The United States and state governments have a duty to protect the existence of all religions and not promote one over another regardless of its dominance or popularity. This fundamental principle has, arguably, made America a beacon of light in the world, representing freedom and respect for all. However, in Christian-dominated states such as Texas, religious minorities experience discrimination and oppression more often. According to the Council on American-Islamic Relations, 48% of Muslim students in the Dallas-Fort Worth area are bullied due to their faith — significantly higher than the national average of 22 percent.

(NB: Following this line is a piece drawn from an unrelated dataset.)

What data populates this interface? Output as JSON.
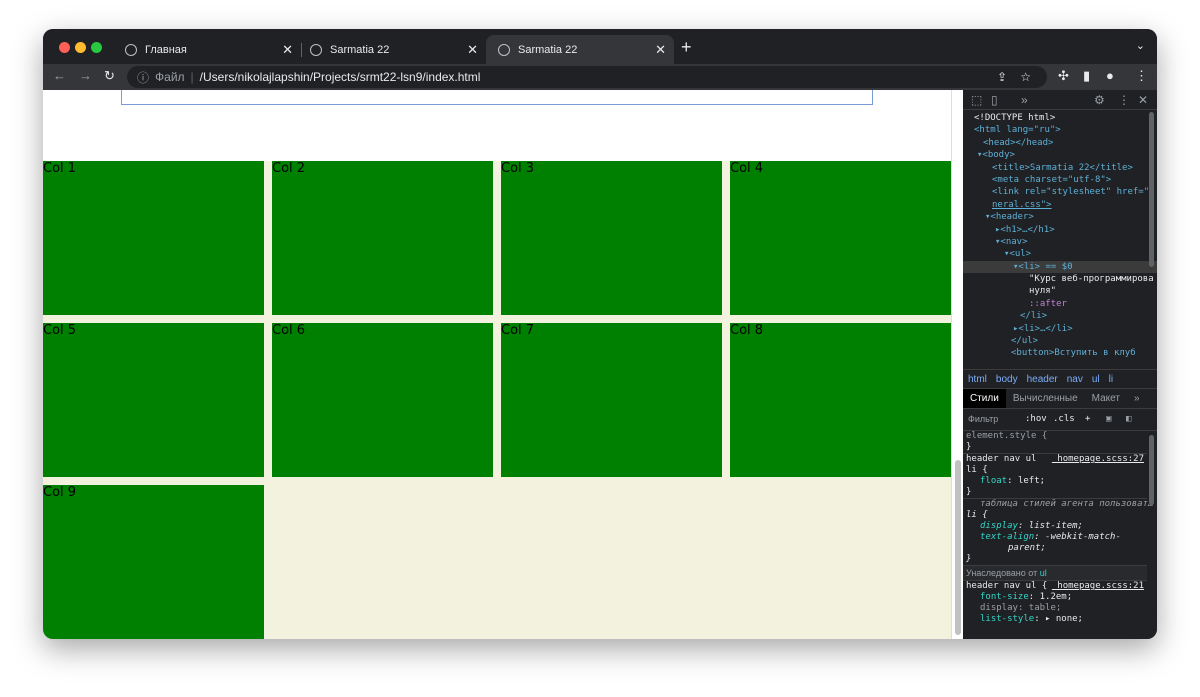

While “In God We Trust” signs do not explicitly promote this type of bullying, they have been weaponized as a tool of religious discrimination. The Senate law states that if a sign reading “In God We Trust” is donated to a school, it must be hung in the classroom. Most signs in North Texas were donated by Christian phone company Patriot Mobile in an effort to “glorify God.” Other donations from parents included a sign with the motto written in Arabic, as well as a sign displaying the motto in rainbow colors as a symbol of support for the LGBTQ+ community. However, these signs were not hung, in spite of the mandate’s requirements. S.B. 797 is not an effort to have divine protection over the classroom. If it were, signs respecting Islam or the LGBTQ+ community would be hung — all signs regarding divine protection would be hung. But it is an exclusive right for Christianity. It is an exclusive privilege for English-written, Christian “In God We Trust ” signs to be hung in the public sphere rather than those of other religions. It is an endorsement of Christian nationalism by the Texas government. It is an endorsement to isolate and suppress minority religions. It is a threat to our democracy.